There have been cases of violence and arrests. Some lawyers are trying to work on these cases, but they are having many difficulties. “What really makes you think,” says Vassallo, ” is that there is no way to contest the accusations. This is a problem because in this way judicial protection cannot be exercised; the right to a defence is no longer valid because there are no formal measures for detaining people in such conditions. Therefore, there is no confirmation of the judge, in reality there is nothing.”

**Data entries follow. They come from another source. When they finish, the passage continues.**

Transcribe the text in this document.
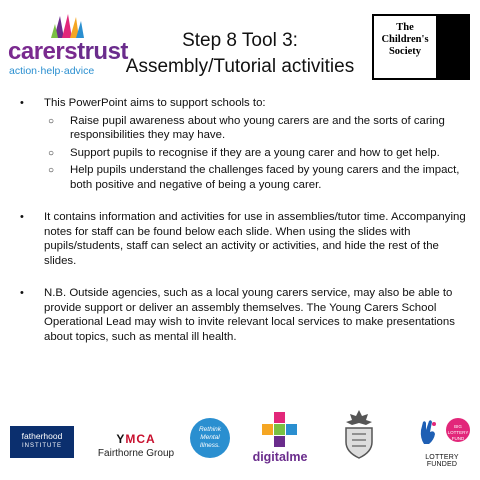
carerstrust
action·help·advice
Step 8 Tool 3:
Assembly/Tutorial activities
The
Children's
Society
• This PowerPoint aims to support schools to:
○ Raise pupil awareness about who young carers are and the sorts of caring responsibilities they may have.
○ Support pupils to recognise if they are a young carer and how to get help.
○ Help pupils understand the challenges faced by young carers and the impact, both positive and negative of being a young carer.
• It contains information and activities for use in assemblies/tutor time. Accompanying notes for staff can be found below each slide. When using the slides with pupils/students, staff can select an activity or activities, and hide the rest of the slides.
• N.B. Outside agencies, such as a local young carers service, may also be able to provide support or deliver an assembly themselves. The Young Carers School Operational Lead may wish to invite relevant local services to make presentations about topics, such as mental ill health.
fatherhood
INSTITUTE	YMCA
Fairthorne Group
Rethink
Mental
Illness.
digitalme
BIG
LOTTERY
FUND
LOTTERY FUNDED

Vassallo is quite clear about the situation at Pozzallo, “It’s basically in a hangar. A gigantic shed in the industrial zone of the port of Pozzallo. There is nothing about it which can adequately cater for the stay of people for more than 48-96 hours. When in reality, people are staying in that centre for up to a month -without a doubt more than three weeks and are then transferred to CIEs (Centro di identificazione ed espulsione: Immigration Detention Centre(s)). Centres such as the one at Pozzallo have come about through administrative detention being extended to 18 months, almost as if the CIEs had been closed. There is, therefore, a need to use informal structures which are close to the border in order to hold the immigrants who previously would have been sent to CIEs. The reasons they would have been sent to a CIE could be because they didn’t present an application for asylum; they could be economic migrants; or, because they are Tunisian- even though there are also Tunisian citizens who are capable of going through the process of applying for asylum. Yet places like Pozzallo and the Barone barracks in Pantelleria are both places where the boats arrive and therefore points of first reception, which instead become used as structures of detention in as much as the message which is sent out is that Italy directly carries out deportations without even allowing entry into its territory. This idea is further rendered by the fact that despite being in Italy, it is as if Italian and European laws and norms are not in force. As far as the application of rules and rights, as outlined by our regulations for irregular migrants, is concerned, they are like off shore sites. And this goes for European regulations too, such as the Schengen Code (2006) which stipulates a series of formalities and guarantees which cover incidents such as refusal of entry at borders,” concludes Vassallo Paleologo.